You want demeaning towards women? Well, look forward to a society where men look at women as having exactly one reason to exist; as a mobile incubator. And where women look at men just as sperm banks. Look forward to a society without affection much less love between the genders, where reproduction is at best a cold business deal or a government imposed duty.

Actually, come to think of it matters might be even worse. If men still have the instinct to impress & attract women, and women still want to turn on & attract men that will really screw them up since they’ll have a constant desire to do the impossible.

Why not? Plenty of positive human emotions do not spring from sexual desire. Friendship, admiration, protectiveness… the list goes on.
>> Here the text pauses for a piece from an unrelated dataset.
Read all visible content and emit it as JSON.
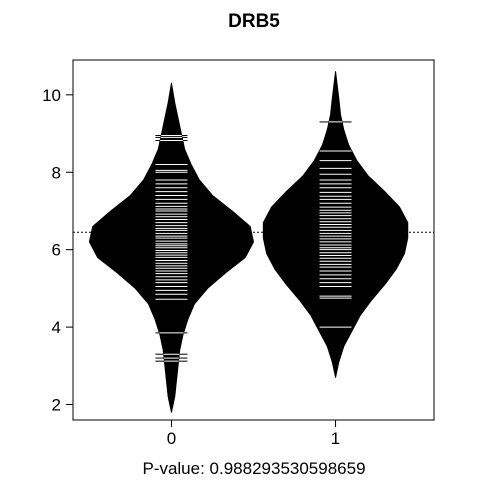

I have platonic, 100%-sexual-desire-free friends for whom I would move mountains to help if they needed it. Assuming the family unit continues without sexual desire, I would probably marry or cohabit or whatever with someone I liked a whole lot.

Love does. As does the willingness to tolerate someone else being the parent of your child. And on the whole, men and women don’t get along very well, especially when living together; considering how difficult it can be to keep a relationship together now, I can’t imagine such working well at all without sexual desire & love to give people a reason to try to make it work.
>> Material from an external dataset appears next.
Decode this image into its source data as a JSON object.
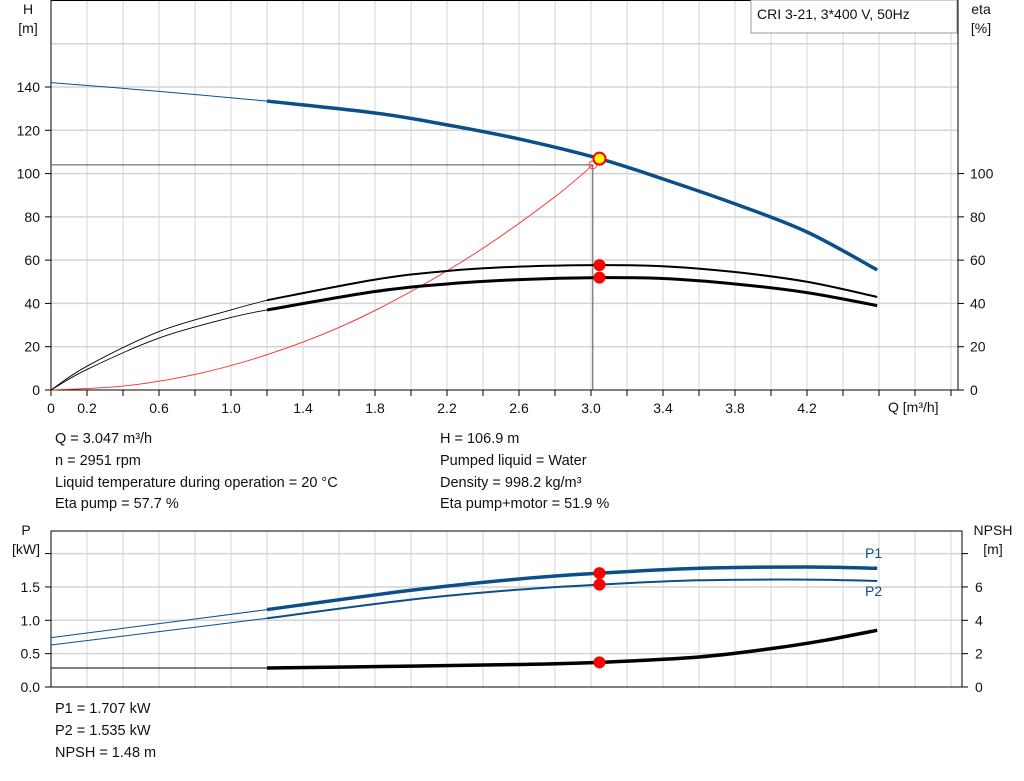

I meant to ask this earlier but why do you think that men and women would no longer want to even tolerate each other? If there’s no sex complicating things, why wouldn’t men and women get along even better?

Not always. Of the persons I love most in the world, only one of them is someone I have had sex with. And even discounting the males & relatives in that group, most of them are people are people I would never imagine having sex with. And at least two of those are women I can recognize intellectually as hot, but for whom I’ve no desire.
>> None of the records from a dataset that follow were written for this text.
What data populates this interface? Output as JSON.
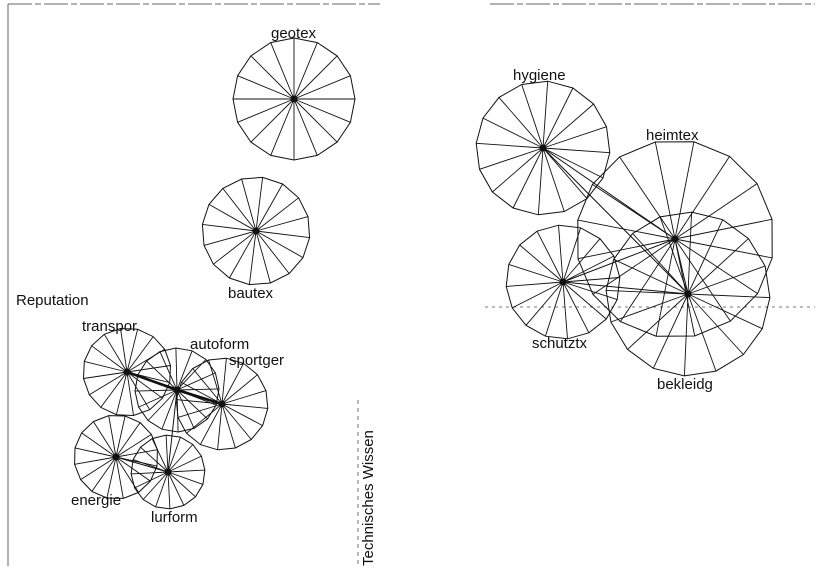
{
  "axes": {
    "left_label": "Reputation",
    "center_label": "Technisches Wissen"
  },
  "nodes": [
    {
      "id": "geotex",
      "label": "geotex"
    },
    {
      "id": "bautex",
      "label": "bautex"
    },
    {
      "id": "transpor",
      "label": "transpor"
    },
    {
      "id": "autoform",
      "label": "autoform"
    },
    {
      "id": "sportger",
      "label": "sportger"
    },
    {
      "id": "energie",
      "label": "energie"
    },
    {
      "id": "lurform",
      "label": "lurform"
    },
    {
      "id": "hygiene",
      "label": "hygiene"
    },
    {
      "id": "heimtex",
      "label": "heimtex"
    },
    {
      "id": "schutztx",
      "label": "schutztx"
    },
    {
      "id": "bekleidg",
      "label": "bekleidg"
    }
  ],
  "links": [
    [
      "transpor",
      "autoform"
    ],
    [
      "autoform",
      "sportger"
    ],
    [
      "transpor",
      "sportger"
    ],
    [
      "autoform",
      "lurform"
    ],
    [
      "energie",
      "lurform"
    ],
    [
      "hygiene",
      "heimtex"
    ],
    [
      "heimtex",
      "bekleidg"
    ],
    [
      "schutztx",
      "heimtex"
    ],
    [
      "schutztx",
      "bekleidg"
    ],
    [
      "hygiene",
      "bekleidg"
    ]
  ],
  "colors": {
    "stroke": "#111111",
    "axis": "#555555",
    "background": "#ffffff"
  }
}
I think you may be extrapolating too much from your own experience, sir. I get along just fine with women, including those I would like to sleep with and never shall, those I would never sleep with for whatever reason, and several of those I have slept with in the past. And I am hardly unique. I know many men who have plenty of female friends, and vice versa.

Because humans have strong xenophobic tendencies. And because mutual dislike or even hatred is exactly what the genders feel towards each other before sexual desire kicks in. The first generation probably wouldn’t be too hostile due to cultural habit; but if there is a generation after that, they will never outgrow the “girls/boys are icky” stage.

Even if you are right about our xenophobia, people of the opposite sex can easily be inside the tribal boundaries, not outside of them. Even before I was married there were plenty of women I liked but who I wasn’t interested in, and my kids are a lot saner about these things than I ever was.
I think a big part of the “ickiness” factor comes from kid’s noticing male-female interactions that they are in no way ready to begin. If these didn’t happen, the ickiness would disappear. My younger daughter never felt this, in fact.

I don’t really remember hating boys. Kids may go through a “boys/girls are icky” stage but that’s not all kids. I mean, xenophobia doesn’t stop people of different races from being friends when they get to know each other. And girls and boys who are siblings often grow up being close and knowing that the opposite sex is more or less normal. I’m not sure why that wouldn’t be the case.

Cite?

If—or to the extent that—humans do have strong xenophobic tendencies, it may be because we evolved to be distrustful of strangers, who may be dangerous or at least unpredictable because they are not part of our tribe. But this wouldn’t apply to people who are similar to use except for being of the opposite sex.

This is among the more depressing ideas I’ve heard expressed seriously on the Internet. It definitely doesn’t correlate with my understanding of prepubescent children, and I wager I spend a lot more time around them than you do, dude.